Lambda the Ultimate

inactiveTopic Finalization (CLR)
started 2/21/2004; 1:11:02 AM - last post 2/22/2004; 2:18:14 PM
Ehud Lamm - Finalization (CLR)  blueArrow
2/21/2004; 1:11:02 AM (reads: 9712, responses: 9)
Finalization (CLR)
Finalization can be a tricky business, but as usual Chris Brumme provides a detailed and readable explanation.

One wonders about the cost/benefit ratio of confusing language constructs like finalization methods. Surely, there has to be a better way?

This paper may also be of interest.

Posted to cross-language-runtimes by Ehud Lamm on 2/21/04; 1:14:11 AM

Olivier Lefevre - Re: Finalization (CLR)  blueArrow
2/21/2004; 8:32:19 AM (reads: 322, responses: 1)
Finalization has a reputation for being tricky to implement correctly but if you don't care about implementation issues, how is it confusing?

Andris Birkmanis - Re: Finalization (CLR)  blueArrow
2/21/2004; 8:38:21 AM (reads: 325, responses: 0)
Specification usually guarantees very little about finalization. Starting from unspecified order of invocation, through ability to reach already finalized objects, towards completely unguaranteed finalization (as in Java). And do not forget about problems with repeatability of test cases. All in all, it's tricky not only to implement finalization, but also to use it correctly.

Neel Krishnaswami - Re: Finalization (CLR)  blueArrow
2/21/2004; 9:42:18 AM (reads: 312, responses: 2)
Yeah, everything Andris said is right. But we still need finalization as a feature, since it's the easiest way to link up C libraries with explicit memory management to gc'd languages -- put the C deallocation function in a finalizer.

Andris Birkmanis - Re: Finalization (CLR)  blueArrow
2/21/2004; 10:06:31 AM (reads: 311, responses: 0)
I didn't denied usefulness of finalizers. Even Haskell has them ;-)

A side note for audience: an introduction to finalizers Destructors, Finalizers, and Synchronization was left without any discussion. Should we crosslink these threads? :-)

Tim Sweeney - Re: Finalization (CLR)  blueArrow
2/21/2004; 1:02:58 PM (reads: 283, responses: 0)
Supporting finalization in a garbage-collected environment leads to a significant number of issues with performance, non-determinism, and collector inefficiency.

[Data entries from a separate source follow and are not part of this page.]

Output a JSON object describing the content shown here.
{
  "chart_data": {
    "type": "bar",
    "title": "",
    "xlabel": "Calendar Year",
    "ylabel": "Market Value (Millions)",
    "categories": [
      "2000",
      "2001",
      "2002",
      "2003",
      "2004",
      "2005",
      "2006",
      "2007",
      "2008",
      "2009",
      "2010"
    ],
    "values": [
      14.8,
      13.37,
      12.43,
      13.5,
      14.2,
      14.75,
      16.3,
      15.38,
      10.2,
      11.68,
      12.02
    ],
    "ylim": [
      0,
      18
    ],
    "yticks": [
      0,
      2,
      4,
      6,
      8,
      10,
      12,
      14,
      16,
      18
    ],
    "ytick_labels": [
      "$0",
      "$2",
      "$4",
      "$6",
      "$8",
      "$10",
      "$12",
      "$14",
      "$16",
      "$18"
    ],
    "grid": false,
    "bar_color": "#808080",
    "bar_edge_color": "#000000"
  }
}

Rather than going down that path, I would much prefer to see significant R&D effort put into the development of imperative-style data structures and algorithms in a way that doesn't require finalization. I have experimented with some of these issues myself.

Here are some thoughts.

File handles: If you are going to just open a file, do a bunch of operations, and close it, you could use a monad encapsulation similar to the way Haskell's State works, enabling opening the file, performing operations, and closing it, in a way that's guaranteed to result in the file being closed when exiting the lexical scope in which it was created.

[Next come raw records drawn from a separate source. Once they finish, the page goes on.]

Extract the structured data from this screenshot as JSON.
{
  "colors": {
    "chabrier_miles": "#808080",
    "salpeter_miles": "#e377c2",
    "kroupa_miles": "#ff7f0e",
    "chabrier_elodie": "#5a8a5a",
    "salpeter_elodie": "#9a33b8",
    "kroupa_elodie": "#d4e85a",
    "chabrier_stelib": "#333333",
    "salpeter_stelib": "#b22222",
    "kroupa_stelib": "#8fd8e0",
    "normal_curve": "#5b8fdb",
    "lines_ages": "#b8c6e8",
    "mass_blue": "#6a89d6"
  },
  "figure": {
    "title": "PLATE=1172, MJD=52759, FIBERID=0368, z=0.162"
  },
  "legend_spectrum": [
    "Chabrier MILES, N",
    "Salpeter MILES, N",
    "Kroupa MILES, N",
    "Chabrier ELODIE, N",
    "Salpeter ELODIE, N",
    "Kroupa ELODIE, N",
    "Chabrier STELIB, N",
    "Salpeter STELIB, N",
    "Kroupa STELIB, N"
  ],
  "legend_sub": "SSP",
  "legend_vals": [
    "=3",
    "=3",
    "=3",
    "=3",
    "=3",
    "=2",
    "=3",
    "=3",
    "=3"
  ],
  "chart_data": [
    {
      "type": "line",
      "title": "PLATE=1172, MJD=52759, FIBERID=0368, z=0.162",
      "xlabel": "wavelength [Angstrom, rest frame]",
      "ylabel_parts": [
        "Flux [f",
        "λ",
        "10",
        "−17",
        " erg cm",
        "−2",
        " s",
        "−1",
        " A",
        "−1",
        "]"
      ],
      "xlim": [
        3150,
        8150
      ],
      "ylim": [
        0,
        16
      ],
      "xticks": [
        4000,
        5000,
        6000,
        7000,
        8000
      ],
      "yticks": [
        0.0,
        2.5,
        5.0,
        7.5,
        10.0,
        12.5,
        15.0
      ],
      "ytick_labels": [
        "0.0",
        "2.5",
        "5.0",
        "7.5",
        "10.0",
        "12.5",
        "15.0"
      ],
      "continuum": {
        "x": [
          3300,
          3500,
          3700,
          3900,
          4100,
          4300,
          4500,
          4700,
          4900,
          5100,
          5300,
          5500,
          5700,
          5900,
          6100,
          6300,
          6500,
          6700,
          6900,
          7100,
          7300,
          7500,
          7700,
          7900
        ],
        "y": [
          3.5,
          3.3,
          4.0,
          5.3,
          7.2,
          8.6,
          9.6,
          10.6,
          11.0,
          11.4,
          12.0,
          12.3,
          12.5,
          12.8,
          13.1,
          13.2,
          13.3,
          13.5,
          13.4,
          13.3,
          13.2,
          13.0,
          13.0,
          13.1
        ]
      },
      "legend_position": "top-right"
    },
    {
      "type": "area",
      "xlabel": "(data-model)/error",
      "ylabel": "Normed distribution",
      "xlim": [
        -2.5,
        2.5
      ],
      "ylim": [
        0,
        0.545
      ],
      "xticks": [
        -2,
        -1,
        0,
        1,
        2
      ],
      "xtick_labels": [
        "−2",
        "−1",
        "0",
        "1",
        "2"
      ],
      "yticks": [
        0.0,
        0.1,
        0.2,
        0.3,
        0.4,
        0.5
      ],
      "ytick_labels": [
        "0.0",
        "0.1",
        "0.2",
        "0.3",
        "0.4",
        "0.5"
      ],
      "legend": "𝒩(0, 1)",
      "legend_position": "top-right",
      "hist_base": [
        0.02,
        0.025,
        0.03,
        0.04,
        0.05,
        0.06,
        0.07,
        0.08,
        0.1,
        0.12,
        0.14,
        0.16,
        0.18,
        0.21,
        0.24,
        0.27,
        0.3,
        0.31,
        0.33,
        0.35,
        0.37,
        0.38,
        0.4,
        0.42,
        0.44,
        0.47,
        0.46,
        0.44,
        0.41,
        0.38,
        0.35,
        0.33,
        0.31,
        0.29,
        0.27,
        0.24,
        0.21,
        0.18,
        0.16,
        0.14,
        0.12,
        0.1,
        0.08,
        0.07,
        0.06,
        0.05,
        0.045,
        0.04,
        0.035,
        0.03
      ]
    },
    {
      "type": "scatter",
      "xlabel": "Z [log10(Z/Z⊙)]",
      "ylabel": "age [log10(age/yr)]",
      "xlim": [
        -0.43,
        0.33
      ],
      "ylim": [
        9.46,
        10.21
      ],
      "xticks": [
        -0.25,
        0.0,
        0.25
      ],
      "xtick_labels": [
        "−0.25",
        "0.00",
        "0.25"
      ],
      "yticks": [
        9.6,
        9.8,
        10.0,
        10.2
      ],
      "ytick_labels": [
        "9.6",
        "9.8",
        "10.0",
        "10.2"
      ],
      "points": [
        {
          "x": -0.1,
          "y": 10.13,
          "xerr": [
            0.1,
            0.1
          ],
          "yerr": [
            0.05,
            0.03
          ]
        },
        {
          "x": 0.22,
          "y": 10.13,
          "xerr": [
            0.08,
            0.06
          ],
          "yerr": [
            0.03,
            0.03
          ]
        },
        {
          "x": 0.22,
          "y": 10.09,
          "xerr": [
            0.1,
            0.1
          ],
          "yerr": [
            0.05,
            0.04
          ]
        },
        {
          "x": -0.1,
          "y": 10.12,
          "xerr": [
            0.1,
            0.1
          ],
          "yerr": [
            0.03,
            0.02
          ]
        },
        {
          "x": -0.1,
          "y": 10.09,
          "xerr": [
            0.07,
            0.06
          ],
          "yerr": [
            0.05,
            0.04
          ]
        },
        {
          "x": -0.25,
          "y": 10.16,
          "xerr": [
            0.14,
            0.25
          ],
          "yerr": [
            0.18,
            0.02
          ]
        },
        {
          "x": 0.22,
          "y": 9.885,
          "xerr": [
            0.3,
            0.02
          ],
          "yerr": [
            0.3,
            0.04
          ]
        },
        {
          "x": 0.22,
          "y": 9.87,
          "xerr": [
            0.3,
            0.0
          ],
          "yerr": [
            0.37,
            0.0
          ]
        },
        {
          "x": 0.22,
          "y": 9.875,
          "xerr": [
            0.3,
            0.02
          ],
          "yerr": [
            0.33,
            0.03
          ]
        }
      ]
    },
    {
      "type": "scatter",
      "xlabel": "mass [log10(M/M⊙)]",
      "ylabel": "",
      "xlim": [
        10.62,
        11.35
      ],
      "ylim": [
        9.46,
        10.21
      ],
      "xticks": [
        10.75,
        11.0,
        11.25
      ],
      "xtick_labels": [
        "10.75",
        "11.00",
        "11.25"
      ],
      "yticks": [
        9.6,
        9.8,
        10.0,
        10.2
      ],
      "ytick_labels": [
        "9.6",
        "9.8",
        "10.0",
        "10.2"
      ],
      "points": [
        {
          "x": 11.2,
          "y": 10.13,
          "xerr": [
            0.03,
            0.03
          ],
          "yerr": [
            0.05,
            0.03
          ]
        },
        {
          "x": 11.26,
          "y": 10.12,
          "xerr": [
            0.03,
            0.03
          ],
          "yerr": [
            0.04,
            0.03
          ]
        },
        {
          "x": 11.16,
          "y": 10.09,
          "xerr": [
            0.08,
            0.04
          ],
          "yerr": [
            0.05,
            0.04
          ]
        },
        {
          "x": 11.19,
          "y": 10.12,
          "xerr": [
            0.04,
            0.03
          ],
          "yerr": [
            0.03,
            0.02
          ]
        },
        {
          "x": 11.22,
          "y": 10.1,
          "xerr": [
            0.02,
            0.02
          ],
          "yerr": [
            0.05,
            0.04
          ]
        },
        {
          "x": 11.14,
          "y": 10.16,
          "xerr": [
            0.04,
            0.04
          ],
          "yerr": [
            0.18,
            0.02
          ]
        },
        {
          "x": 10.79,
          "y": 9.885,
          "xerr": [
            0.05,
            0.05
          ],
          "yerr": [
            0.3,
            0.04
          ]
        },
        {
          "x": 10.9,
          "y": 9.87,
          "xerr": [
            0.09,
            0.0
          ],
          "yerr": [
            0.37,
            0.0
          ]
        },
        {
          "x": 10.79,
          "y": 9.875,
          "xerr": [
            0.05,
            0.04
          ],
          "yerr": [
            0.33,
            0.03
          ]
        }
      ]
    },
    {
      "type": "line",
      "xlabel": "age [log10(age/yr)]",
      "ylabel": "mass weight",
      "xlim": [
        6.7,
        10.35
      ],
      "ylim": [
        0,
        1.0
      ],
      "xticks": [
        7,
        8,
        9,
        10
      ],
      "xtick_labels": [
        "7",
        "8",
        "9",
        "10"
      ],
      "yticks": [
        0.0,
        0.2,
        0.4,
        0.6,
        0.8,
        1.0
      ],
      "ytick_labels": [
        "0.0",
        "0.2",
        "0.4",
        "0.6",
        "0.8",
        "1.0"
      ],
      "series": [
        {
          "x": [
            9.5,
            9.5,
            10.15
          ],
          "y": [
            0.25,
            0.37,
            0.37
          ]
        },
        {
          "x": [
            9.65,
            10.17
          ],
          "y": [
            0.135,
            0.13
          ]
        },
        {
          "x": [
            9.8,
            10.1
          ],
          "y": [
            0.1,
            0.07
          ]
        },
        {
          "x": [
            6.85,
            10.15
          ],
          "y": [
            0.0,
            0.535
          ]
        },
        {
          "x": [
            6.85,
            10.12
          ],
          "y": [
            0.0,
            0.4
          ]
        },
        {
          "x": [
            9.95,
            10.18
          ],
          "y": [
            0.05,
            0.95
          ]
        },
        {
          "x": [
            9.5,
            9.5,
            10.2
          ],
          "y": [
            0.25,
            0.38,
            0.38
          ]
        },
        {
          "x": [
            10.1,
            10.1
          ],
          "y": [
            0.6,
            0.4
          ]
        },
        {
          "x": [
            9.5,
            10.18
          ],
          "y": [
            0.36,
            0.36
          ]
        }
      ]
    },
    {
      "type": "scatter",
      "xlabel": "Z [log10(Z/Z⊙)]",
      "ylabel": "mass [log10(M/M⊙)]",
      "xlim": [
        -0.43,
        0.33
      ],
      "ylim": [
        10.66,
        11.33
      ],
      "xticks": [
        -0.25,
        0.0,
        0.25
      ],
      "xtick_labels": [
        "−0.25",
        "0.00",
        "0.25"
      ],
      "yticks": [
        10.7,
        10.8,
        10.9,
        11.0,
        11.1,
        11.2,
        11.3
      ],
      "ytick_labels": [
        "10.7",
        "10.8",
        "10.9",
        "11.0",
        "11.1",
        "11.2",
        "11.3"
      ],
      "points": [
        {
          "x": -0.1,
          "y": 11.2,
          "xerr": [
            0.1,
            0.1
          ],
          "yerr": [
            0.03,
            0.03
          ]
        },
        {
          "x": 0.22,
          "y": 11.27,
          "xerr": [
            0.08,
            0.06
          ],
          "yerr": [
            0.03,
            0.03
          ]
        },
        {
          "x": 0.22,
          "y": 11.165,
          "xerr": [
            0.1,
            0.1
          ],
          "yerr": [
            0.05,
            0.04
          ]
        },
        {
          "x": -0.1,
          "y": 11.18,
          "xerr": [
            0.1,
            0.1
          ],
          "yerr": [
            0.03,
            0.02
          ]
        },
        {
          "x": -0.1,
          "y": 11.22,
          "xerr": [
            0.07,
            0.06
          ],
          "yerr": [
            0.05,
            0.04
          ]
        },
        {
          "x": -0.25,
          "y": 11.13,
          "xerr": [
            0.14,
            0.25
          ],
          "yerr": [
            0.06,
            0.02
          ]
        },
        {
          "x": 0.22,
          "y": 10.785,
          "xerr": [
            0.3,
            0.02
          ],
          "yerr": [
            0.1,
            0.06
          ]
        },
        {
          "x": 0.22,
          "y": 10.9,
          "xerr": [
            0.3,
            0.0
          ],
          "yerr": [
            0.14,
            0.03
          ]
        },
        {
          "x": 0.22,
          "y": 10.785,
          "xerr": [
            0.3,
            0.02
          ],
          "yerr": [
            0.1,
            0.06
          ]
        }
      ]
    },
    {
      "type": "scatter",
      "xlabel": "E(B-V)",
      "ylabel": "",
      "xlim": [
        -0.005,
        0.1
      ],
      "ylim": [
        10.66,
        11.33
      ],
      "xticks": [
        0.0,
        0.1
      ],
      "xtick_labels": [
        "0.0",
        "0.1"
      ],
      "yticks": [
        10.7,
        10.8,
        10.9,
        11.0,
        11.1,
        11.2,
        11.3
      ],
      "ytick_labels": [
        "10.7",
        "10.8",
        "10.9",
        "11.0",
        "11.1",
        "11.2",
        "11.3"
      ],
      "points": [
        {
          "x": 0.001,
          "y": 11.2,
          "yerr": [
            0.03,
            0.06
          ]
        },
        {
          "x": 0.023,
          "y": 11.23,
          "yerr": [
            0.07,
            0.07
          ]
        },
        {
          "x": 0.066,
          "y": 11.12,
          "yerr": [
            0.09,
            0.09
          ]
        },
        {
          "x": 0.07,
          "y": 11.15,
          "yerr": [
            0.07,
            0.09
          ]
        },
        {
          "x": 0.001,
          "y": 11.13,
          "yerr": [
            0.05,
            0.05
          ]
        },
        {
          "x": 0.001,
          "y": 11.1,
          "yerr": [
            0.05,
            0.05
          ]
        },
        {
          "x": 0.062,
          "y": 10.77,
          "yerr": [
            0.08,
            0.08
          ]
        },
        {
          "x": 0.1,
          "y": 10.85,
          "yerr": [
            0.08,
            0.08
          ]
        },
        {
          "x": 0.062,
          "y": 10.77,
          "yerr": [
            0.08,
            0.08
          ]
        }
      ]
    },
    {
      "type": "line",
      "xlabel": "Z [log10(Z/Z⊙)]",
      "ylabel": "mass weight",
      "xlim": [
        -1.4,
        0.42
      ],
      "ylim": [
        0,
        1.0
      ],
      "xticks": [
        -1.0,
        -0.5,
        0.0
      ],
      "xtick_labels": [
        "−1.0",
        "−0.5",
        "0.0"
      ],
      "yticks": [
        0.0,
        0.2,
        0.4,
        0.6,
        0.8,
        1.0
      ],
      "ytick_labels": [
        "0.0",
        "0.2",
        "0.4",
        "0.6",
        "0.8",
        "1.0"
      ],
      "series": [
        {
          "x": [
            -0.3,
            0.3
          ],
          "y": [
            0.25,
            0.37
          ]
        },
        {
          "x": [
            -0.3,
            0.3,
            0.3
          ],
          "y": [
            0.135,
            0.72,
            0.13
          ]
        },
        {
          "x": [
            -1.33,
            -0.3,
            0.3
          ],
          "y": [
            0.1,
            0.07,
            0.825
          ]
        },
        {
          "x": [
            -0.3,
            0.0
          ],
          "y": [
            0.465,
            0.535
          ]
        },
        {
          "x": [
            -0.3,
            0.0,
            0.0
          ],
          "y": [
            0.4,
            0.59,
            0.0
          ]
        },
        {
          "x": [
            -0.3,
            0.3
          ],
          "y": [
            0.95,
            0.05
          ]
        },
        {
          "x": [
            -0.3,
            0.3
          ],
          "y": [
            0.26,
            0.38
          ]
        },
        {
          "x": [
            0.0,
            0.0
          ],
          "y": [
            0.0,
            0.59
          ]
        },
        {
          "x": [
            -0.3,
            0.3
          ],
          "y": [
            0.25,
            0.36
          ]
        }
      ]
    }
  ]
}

But much more interesting is the possibility of using memory mapped files, and treating file-opening calls as returning a (possibly mutable) array of bytes which you can operate on. Then the memory mapped file would be closed when the array is eventually garbage collected. The big problem here is that in current file-mapping implementations, holding a file handle isn't referentially transparent: another process can observe whether the file is locked. This could be remedied by adding support in the OS for "tear-off" file mappings which memory map the file and then make it appear to the outside world that the file is closed (for example, so another process could modify it or delete it without a sharing violation). In this case, the OS paging mechanism would need to implement a copy-on-write-or-delete scheme for torn-off file handles, so the referential transparency requirements of both the file-using process and the outside world are satisfied.

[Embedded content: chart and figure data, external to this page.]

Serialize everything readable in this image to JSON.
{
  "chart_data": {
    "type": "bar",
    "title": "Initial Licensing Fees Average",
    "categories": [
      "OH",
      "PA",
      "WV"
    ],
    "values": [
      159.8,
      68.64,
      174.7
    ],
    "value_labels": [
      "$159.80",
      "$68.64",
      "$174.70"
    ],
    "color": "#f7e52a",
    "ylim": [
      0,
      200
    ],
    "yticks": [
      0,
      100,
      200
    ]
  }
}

Network sockets: Sockets for protocols like TCP are not amenable to finalization-free garbage collectors, because the process of closing a socket has non-referentially-transparent IO effects that ought not occur nondeterministically. But a language could expose higher level protocols that are more suitable, for example creating the illusion of monadic persistent connections between processes.

Note that all of these considerations aren't terribly relevant in a runtime like .NET which doesn't have a first-class concept of referential transparency. There, any variable in any object might change at any time because other functions to which you have passed the object could at any time modify any variable in another thread or through reflection. But in an environment with a functional subset or just a means of specifying and verifying limits on the scope of effects of computations, it becomes very important to avoid observable side-effects of garbage collection.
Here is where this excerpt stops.